Oldest hominin genetic data from more than 2-million-year-old fossils

Genetic data has been extracted from fossilised teeth from an ancient hominin which lived more than two million years ago.

Hominins – humans and our ancient relatives – first emerged in Africa an estimated seven million years ago. The Paranthropus robustus teeth from which the genetic information has been gleaned were found in a South African cave and date back to between 1.8 million and 2.2 million years ago.

It is incredibly difficult for DNA fragments to remain intact after so much time.

The oldest DNA sequenced from a hominin is from a 430,000-year-old Neanderthal specimen in Spain. The oldest DNA found in Africa was only 18,000 years old.

Late last year, DNA fragments recovered from a Siberian mammoth bone became the oldest ever recorded at 2.4 million years old. The DNA strands were better preserved in the cold environment.

But proteins tend to be more resilient. In 2016, researchers obtained protein sequences from ostrich eggshells found in Tanzania that were up to 3.8 million years old.

Proteins record the genetic information that was used to form them.

Up until now, the oldest genetic data from a human ancestor was found in the 800,000-year-old tooth of a cannibal Homo antecessor specimen from Spain and more limited fragments from 1.8-million-year-old Homo erectus fossils from Georgia.

The team that sequenced those fossils from tooth proteins was led by Enrico Cappellini, a protein chemist and associate professor at the University of Copenhagen.

Now, Cappellini has led new research that has broken records yet again. The study is not yet peer-reviewed and is available as a preprint on bioRxiv.

Using mass spectrometry, Cappellini’s team was able to analyse hundreds of amino acids in each sample from the two-million-year-old Paranthropus specimens.

They were even able to determine the biological sex of the four Paranthropus individuals in the South African cave. One protein, amelogenin-Y, is produced by a gene on the Y chromosome and was present in two of the specimens, meaning these were male individuals.

The other two lacked amelogenin-Y, instead sporting the X-chromosome version of the protein, suggesting these were female.

Though limited, the genetic data from the 400 amino acids sequenced allowed the researchers to build a very simple evolutionary tree involving Paranthropus, modern humans (Homo sapiens) and other hominins.

They found that Homo sapiens, Neanderthals and Denisovans are all more closely related to each other than they are to Paranthropus – an unsurprising result. Whether Paranthropus lies directly on the evolutionary lineage which led to modern humans, however, is not clear from the genetic data.

Getting genetic material from such old remains “can be considered a potentially transformative breakthrough for palaeoanthropology,” the authors write.

Queensland University of Technology palaeogenetics expert Dr Sally Wasef, who was not involved in the study, agrees that this technique could open new doors to understand ancient evolutionary lineages.

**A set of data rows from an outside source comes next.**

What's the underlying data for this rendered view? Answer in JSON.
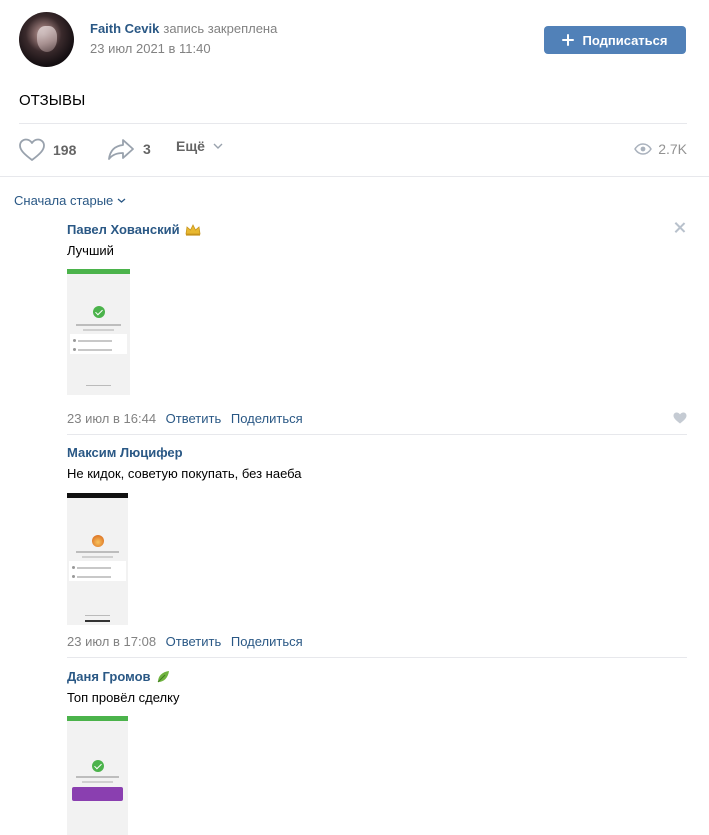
{
  "post": {
    "author_name": "Faith Cevik",
    "pinned_note": "запись закреплена",
    "date": "23 июл 2021 в 11:40",
    "subscribe_label": "Подписаться",
    "text": "ОТЗЫВЫ"
  },
  "actions": {
    "likes_count": "198",
    "shares_count": "3",
    "more_label": "Ещё",
    "views_count": "2.7K"
  },
  "comments_sort": "Сначала старые",
  "comments": [
    {
      "author": "Павел Хованский",
      "badge_icon": "crown-icon",
      "text": "Лучший",
      "date": "23 июл в 16:44",
      "reply_label": "Ответить",
      "share_label": "Поделиться"
    },
    {
      "author": "Максим Люцифер",
      "text": "Не кидок, советую покупать, без наеба",
      "date": "23 июл в 17:08",
      "reply_label": "Ответить",
      "share_label": "Поделиться"
    },
    {
      "author": "Даня Громов",
      "badge_icon": "leaf-icon",
      "text": "Топ провёл сделку"
    }
  ],
  "colors": {
    "link": "#2a5885",
    "button": "#5181b8",
    "muted": "#828282",
    "divider": "#e7e8ec"
  }
}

“Amazingly, protein molecules can preserve some genetic information long beyond the limits of aDNA [ancient DNA]. Ancient proteins might be the only way to answer some genetic questions where we know that our techniques to recover aDNA won’t work,” Wasef says in an email to Cosmos.

“It’s amazing to add even a little information to our knowledge about the early hominin. However, ancient protein is still limited in the information it can provide so far in comparison to aDNA. So, it comes down to what question you want to answer using those hominin remains.”